Biogenesis and metabolic fate of docosahexaenoic and arachidonic acids in rat uterine stromal cells in culture

To gain some insight into the mechanisms involved in the opposing effects of arachidonic acid and docosahexaenoic acid on the growth of rat uterine stromal cells (U-III cells), the dynamics of the uptake, conversion, and incorporation of labeled 18:2(n-6), 18:3(n-3), 20:4(n-6), 20:5(n-3), and 22:6(n-3) into lipid pools and phospholipid subclasses were examined. A very active and time-dependent conversion of [C-14]18:3(n-3) to higher homologs was observed; 64.7 +/- 0.7 and 11.5 +/- 0.4% of the [C-14] radioactivity incorporated in cellular lipids were recovered as 22:5(n-3) and 22:6(n-3) after 72 h incubation, respectively. The distribution of labeled fatty acids obtained after 72 h incubation with [H-3]20:5(n-3) was not significantly different from that observed with 18:3(n-3). Arachidonic acid was the major fatty acid formed from [C-14]18:2(n-6) and only trace amounts of 22:5(n-6) were detected. When cells were incubated for 72 h with 20:4(n-6), more than 75% of the radioactivity was recovered as arachidonate and slightly higher amounts of 22:4(n-6) and 22:5(n-6) were formed compared to those obtained after incubation with 18:2(n-6).
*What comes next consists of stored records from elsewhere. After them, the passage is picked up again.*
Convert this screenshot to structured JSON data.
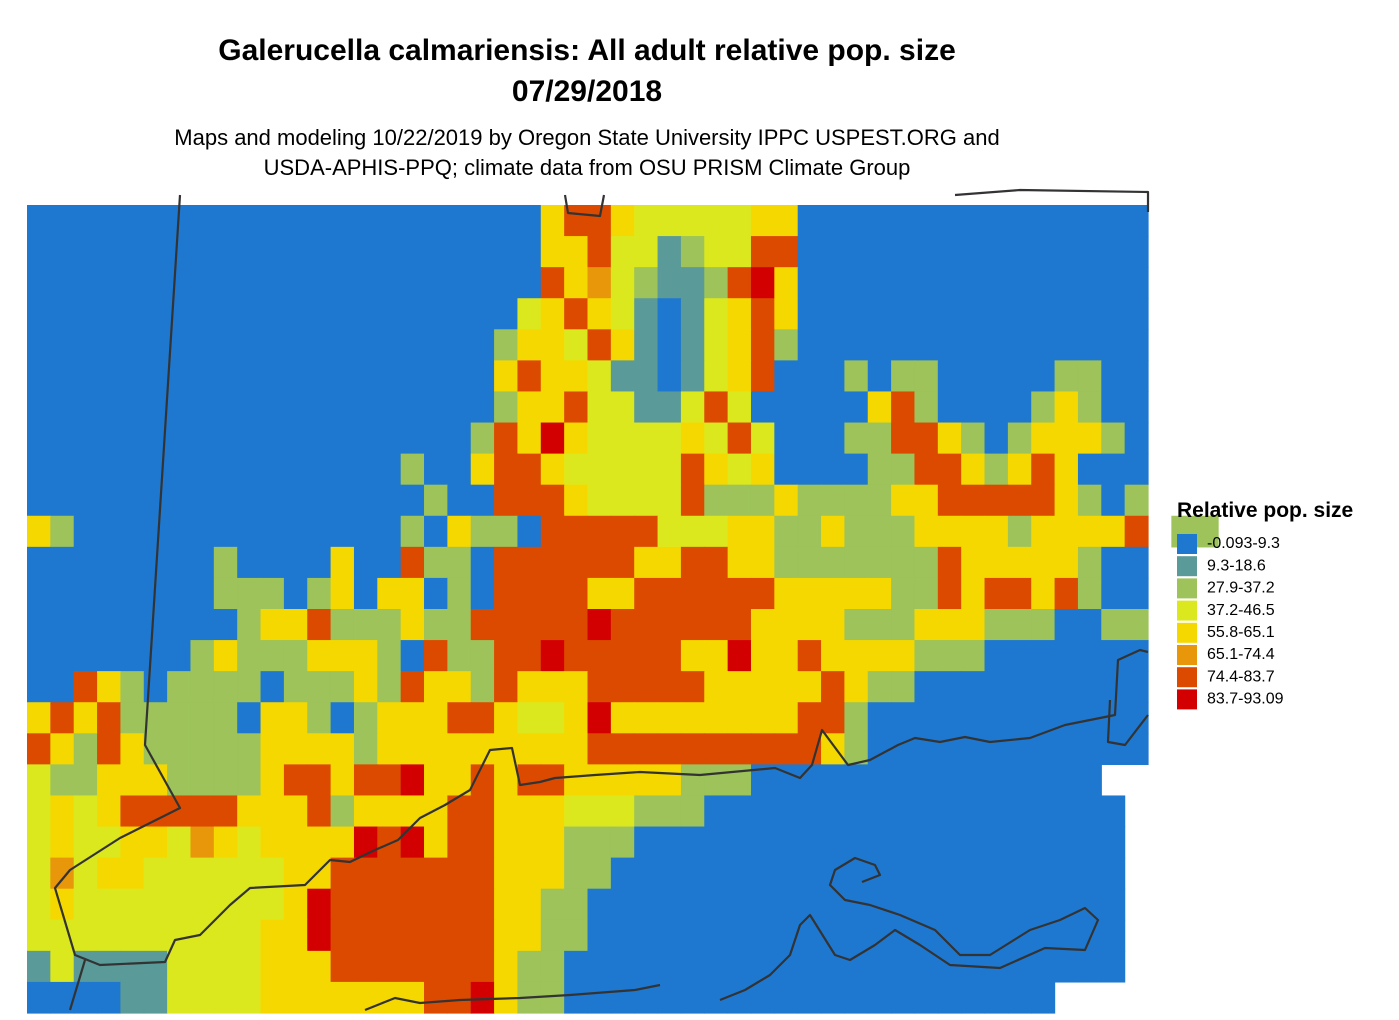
{
  "header": {
    "title": [
      "Galerucella calmariensis: All adult relative pop. size",
      "07/29/2018"
    ],
    "subtitle": [
      "Maps and modeling 10/22/2019 by Oregon State University IPPC USPEST.ORG and",
      "USDA-APHIS-PPQ; climate data from OSU PRISM Climate Group"
    ]
  },
  "legend": {
    "title": "Relative pop. size",
    "items": [
      {
        "label": "-0.093-9.3",
        "color": "#1e78d0"
      },
      {
        "label": "9.3-18.6",
        "color": "#5a9a98"
      },
      {
        "label": "27.9-37.2",
        "color": "#9dc35a"
      },
      {
        "label": "37.2-46.5",
        "color": "#dce81e"
      },
      {
        "label": "55.8-65.1",
        "color": "#f5d800"
      },
      {
        "label": "65.1-74.4",
        "color": "#e8960a"
      },
      {
        "label": "74.4-83.7",
        "color": "#dc4a00"
      },
      {
        "label": "83.7-93.09",
        "color": "#d20000"
      }
    ]
  },
  "map": {
    "rows": [
      "000000000000000000000046643333344000000000000000",
      "000000000000000000000044633123366000000000000000",
      "000000000000000000000064532112674000000000000000",
      "000000000000000000000346431013464000000000000000",
      "000000000000000000002443641013462000000000000000",
      "000000000000000000004644311013460002022000002200",
      "000000000000000000002446331136300000462000024200",
      "000000000000000000026474333343630002266420244420",
      "000000000000000020046643333364340000226642464000",
      "000000000000000002006664333362224222244666664202",
      "420000000000000020422066666333442242224444244446 22",
      "000000002000040062206666664466442222222644444200",
      "000000002220240440206666446666664444422646646200",
      "000000000244622242266666766666644442224442220022",
      "000000024222444206226676666644744644442220000000",
      "006420222202224264426444666664444464220000000000",
      "464622222044202444664334744444444662000000000000",
      "642642222244442444444444666666666642000000000000",
      "3224442222466466744646644444222000000000000000.",
      "34346666644462444466444333222000000000000000000.",
      "34334435434444767466444222000000000000000000000.",
      "35344333333446666666444220000000000000000000000.",
      "34333333333476666666442200000000000000000000000.",
      "33333333334476666666442200000000000000000000000.",
      "13111133334446666666422000000000000000000000000..",
      "00001133334444444667422000000000000000000000....."
    ]
  }
}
Using both [C-14]- and [H-3]22:6(n-3), no significant retroconversion of labeled 22:6(n-3) occurred in the cells. More than 90% of labeled 20:4(n-6) and 22:6(n-3) taken up by the cells were esterified into phospholipids, but significant differences in their distribution among phospholipid classes and subclasses were observed. Docosahexaenoic acid was more rapidly and efficiently incorporated into phosphatidylethanolamine than 20:4(n-6) and was principally recovered in plasmalogens. Arachidonic acid was mainly incorporated in the diacyl subclasses of phosphatidylcholine and phosphatidylethanolamine and in phosphatidylinositol. The divergent distribution profiles of these two fatty acids within the phospholipid compartments provide some information for the mechanisms of their opposite effects on U-III cell growth. (C) 1996 Academic Press, Inc.